たったそれだけで、こんなにもふわふわと心が浮き立つだなんて知らなかった。たったそれだけでは物足りないと、もう少し、もっとその熱に触れていたい。加減が分からなかったとはいえ、すぐに顔を離さなければ良かった。
──天花さんは今、どんな顔をしているのだろう。
そんなことを考えながら、ゆっくりと目を開けて彼女の顔を見つめた。幸せだと語るやわらかな若葉の色と目が合っただけで、愛おしいという気持ちがまた溢れ出してくる。自分はこんなにも単純な奴だっただろうか。それとも、夏の暑さと遠くに聴こえる祭りの喧騒にまだ酔っているのだろうか。
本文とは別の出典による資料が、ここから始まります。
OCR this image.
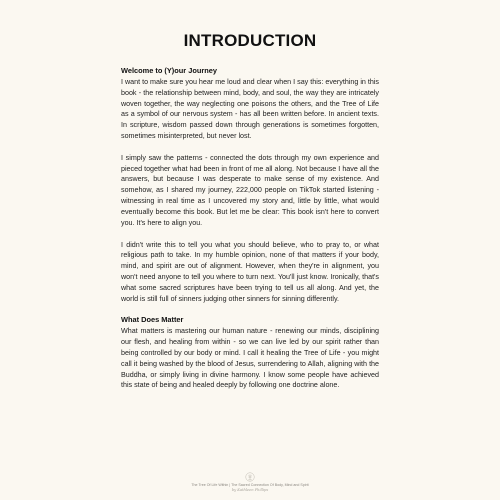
INTRODUCTION
Welcome to (Y)our Journey

I want to make sure you hear me loud and clear when I say this: everything in this book - the relationship between mind, body, and soul, the way they are intricately woven together, the way neglecting one poisons the others, and the Tree of Life as a symbol of our nervous system - has all been written before. In ancient texts. In scripture, wisdom passed down through generations is sometimes forgotten, sometimes misinterpreted, but never lost.

I simply saw the patterns - connected the dots through my own experience and pieced together what had been in front of me all along. Not because I have all the answers, but because I was desperate to make sense of my existence. And somehow, as I shared my journey, 222,000 people on TikTok started listening - witnessing in real time as I uncovered my story and, little by little, what would eventually become this book. But let me be clear: This book isn't here to convert you. It's here to align you.

I didn't write this to tell you what you should believe, who to pray to, or what religious path to take. In my humble opinion, none of that matters if your body, mind, and spirit are out of alignment. However, when they're in alignment, you won't need anyone to tell you where to turn next. You'll just know. Ironically, that's what some sacred scriptures have been trying to tell us all along. And yet, the world is still full of sinners judging other sinners for sinning differently.

What Does Matter

What matters is mastering our human nature - renewing our minds, disciplining our flesh, and healing from within - so we can live led by our spirit rather than being controlled by our body or mind. I call it healing the Tree of Life - you might call it being washed by the blood of Jesus, surrendering to Allah, aligning with the Buddha, or simply living in divine harmony. I know some people have achieved this state of being and healed deeply by following one doctrine alone.

The Tree Of Life Within | The Sacred Connection Of Body, Mind and Spirit
by Kathleen Phillips
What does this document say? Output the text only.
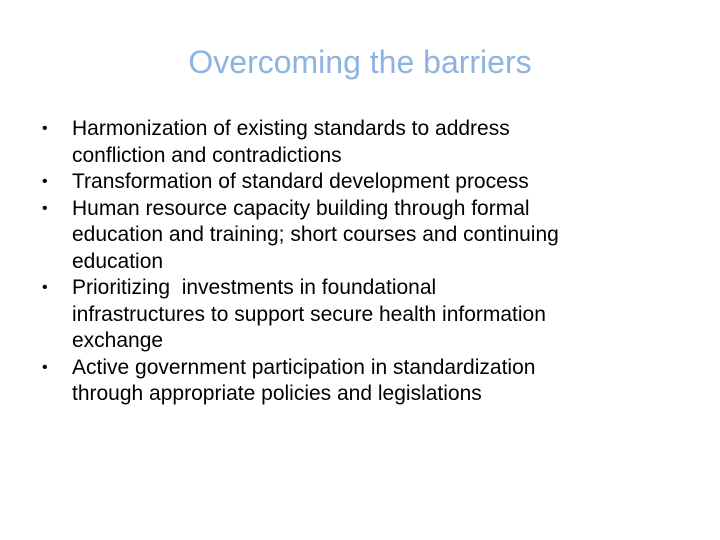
Overcoming the barriers
•	Harmonization of existing standards to address
confliction and contradictions
•	Transformation of standard development process
•	Human resource capacity building through formal
education and training; short courses and continuing
education
•	Prioritizing  investments in foundational
infrastructures to support secure health information
exchange
•	Active government participation in standardization
through appropriate policies and legislations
自分の手に伝わる彼女の温もりを離したくない。抱き締めたい衝動を抑えながら、天花さんの右肩に頭を乗せる。視界に広がる夜空の色をした浴衣、どこか爽やかさも感じる花のような甘い香り、耳元で聞こえる呼吸の音のどれもが心地好い。うっかり天花さんを押し潰してしまわないようにしながら意識してると、戸惑いながらも背中に手を添えこちらの様子を伺おうとする気配を感じた。
「スファレ君?どうしたの?」
「…………幸せを噛み締めてる」
下の名前を呼んでもらえることのくすぐったさを誤魔化すように、肩に乗せた頭を押し付けるように左右に振る。我ながら小さな子供のようだと思う。そんな自分の行動が可笑しいのか、首もとにあたる髪の毛がくすぐったいのか、くすくすと笑う声が聞こえた。
「……ごめん、こんな風に誰かに甘えるなんて子供の時以来でさ。俺、今とても調子に乗ってる。嫌だったら言ってほしい」
「大丈夫、嫌じゃないよ。そうやって甘えてくれるようになったことも嬉しいから、気にしないでほしいな」
あ。でも人が多いところだと流石にはずかしいかも。と付け加えた言葉にも、不愉快といったものが含まれてないことに安心した。それは俺もはずかしいや、と返して体を起こす。体勢を変えたことにより離れた天花さんの手を優しく握ると、同じような力で握り返してくれた。
「天花さんはいつまでこっちに居るんだっけ。折角の夏休みだ。ほんの少しでもいいから、俺と過ごす時間をくれないかな。あまり遊びに行ける場所とかイベントとか詳しくないけど調べるからさ。夏だけじゃなくて、秋の紅葉とか冬のイルミネーションとかも二人で見に行きたい。もっと一緒にいたい」
……駄目、でしょうか。
そう囁く自分は、きっと酷く甘えた、情けない顔をしているんだろうなと思った。